C’est ce qu’explique le régulateur américain des transports (NTSB), dans un rapport préliminaire publié jeudi. Ce dernier ne se prononce pas sur la responsabilité d’Uber, de l’opérateur du véhicule ou de la piétonne, qui sera déterminée dans le rapport définitif.

Le freinage désactivé pour éviter une conduite « erratique »

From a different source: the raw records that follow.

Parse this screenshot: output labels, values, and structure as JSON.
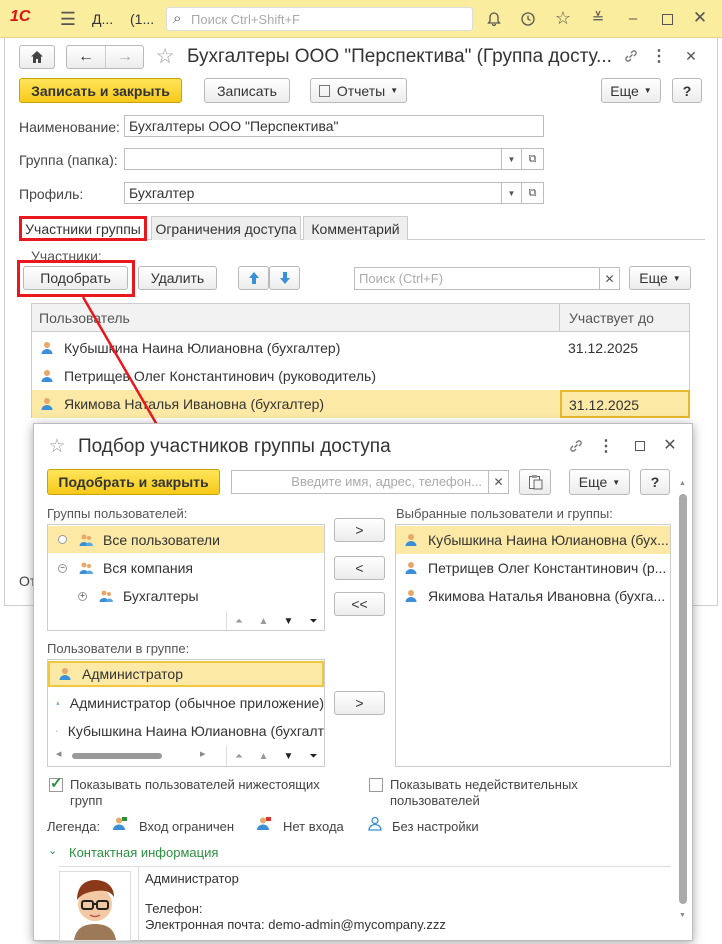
{
  "topbar": {
    "app_logo": "1С",
    "tab_text": "Д...",
    "tab_count": "(1...",
    "search_placeholder": "Поиск Ctrl+Shift+F"
  },
  "main": {
    "title": "Бухгалтеры ООО \"Перспектива\" (Группа досту...",
    "save_close_label": "Записать и закрыть",
    "save_label": "Записать",
    "reports_label": "Отчеты",
    "more_label": "Еще",
    "help_label": "?",
    "name_label": "Наименование:",
    "name_value": "Бухгалтеры ООО \"Перспектива\"",
    "group_label": "Группа (папка):",
    "group_value": "",
    "profile_label": "Профиль:",
    "profile_value": "Бухгалтер",
    "tabs": [
      "Участники группы",
      "Ограничения доступа",
      "Комментарий"
    ],
    "members_label": "Участники:",
    "pick_label": "Подобрать",
    "delete_label": "Удалить",
    "search_placeholder": "Поиск (Ctrl+F)",
    "table_more_label": "Еще",
    "col_user": "Пользователь",
    "col_until": "Участвует до",
    "rows": [
      {
        "user": "Кубышкина Наина Юлиановна (бухгалтер)",
        "until": "31.12.2025"
      },
      {
        "user": "Петрищев Олег Константинович (руководитель)",
        "until": ""
      },
      {
        "user": "Якимова Наталья Ивановна (бухгалтер)",
        "until": "31.12.2025"
      }
    ],
    "bottom_cut": "От"
  },
  "dialog": {
    "title": "Подбор участников группы доступа",
    "pick_close_label": "Подобрать и закрыть",
    "search_placeholder": "Введите имя, адрес, телефон...",
    "more_label": "Еще",
    "help_label": "?",
    "groups_label": "Группы пользователей:",
    "groups": [
      "Все пользователи",
      "Вся компания",
      "Бухгалтеры"
    ],
    "selected_label": "Выбранные пользователи и группы:",
    "selected": [
      "Кубышкина Наина Юлиановна (бух...",
      "Петрищев Олег Константинович (р...",
      "Якимова Наталья Ивановна (бухга..."
    ],
    "move_right": ">",
    "move_left": "<",
    "move_all_left": "<<",
    "users_label": "Пользователи в группе:",
    "users": [
      "Администратор",
      "Администратор (обычное приложение)",
      "Кубышкина Наина Юлиановна (бухгалт"
    ],
    "show_sub_label": "Показывать пользователей нижестоящих групп",
    "show_sub_checked": true,
    "show_invalid_label": "Показывать недействительных пользователей",
    "show_invalid_checked": false,
    "legend_label": "Легенда:",
    "legend_restricted": "Вход ограничен",
    "legend_noentry": "Нет входа",
    "legend_nosetup": "Без настройки",
    "contact_label": "Контактная информация",
    "contact_name": "Администратор",
    "contact_phone": "Телефон:",
    "contact_email": "Электронная почта: demo-admin@mycompany.zzz"
  },
  "colors": {
    "accent_red": "#e8181e",
    "yellow_btn": "#f6c919",
    "selection": "#fbe9a5",
    "link_green": "#2b9040",
    "icon_blue": "#3a8fd6"
  }
}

Le freinage d’urgence automatique est pourtant disponible sur cette gamme de SUV fabriqués par Volvo. Mais Uber les modifie et désactive cette fonction en mode autonome afin de « réduire de potentiels comportements erratiques du véhicule" – sans doute pour éviter les freinages intempestifs en cas de faux positifs. Le conducteur ou l’opérateur de la voiture, celui qui est derrière le volant, doit donc intervenir et reprendre le contrôle, sauf que le système n’est pas conçu pour l’alerter, affirme encore le NTSB.

En l’espèce, la conductrice "a repris le contrôle moins d’une seconde avant le choc et n’a commencé à freiner que moins d’une seconde après l’accident", conclut le régulateur américain. "L’opératrice du véhicule a déclaré, dans un entretien avec le NTSB, qu’elle surveillait l’interface de conduite autonome du véhicule et que si ses téléphones personnel et professionnel étaient dans la voiture, elle ne les a utilisés qu’après l’accident", peut-on encore lire dans le communiqué.

Tests suspendus

A la suite de cet accident survenu le 18 mars sur une route de l’Arizona, Uber a suspendu tous ses tests de voiture autonome sur route dans tous les Etats-Unis ainsi qu’à Toronto, au Canada, mais espère les reprendre bientôt. Le service de réservation de voitures avec chauffeur a toutefois décidé d’arrêter ses opérations dans l’Arizona, selon une source proche du dossier.

Uber a également recruté un ancien patron du NTSB pour l’aider à maîtriser les arcanes de l’administration en termes d’exigences en matière de sécurité. Outre le freinage d’urgence, le rapport du NTSB note par ailleurs que la piétonne tuée, une sans-domicile, était habillée en noir, "ne regardait pas en direction du véhicule jusqu’au moment de l’accident et traversait la route à une section qui n’était pas directement éclairée". Le vélo qu’elle poussait n’avait pas de réflecteurs et des tests toxicologiques de la victime se sont révélés "positifs" à la méthamphétamine et à la marijuana. Uber a trouvé un accord à l’amiable avec sa famille pour éviter des poursuites judiciaires.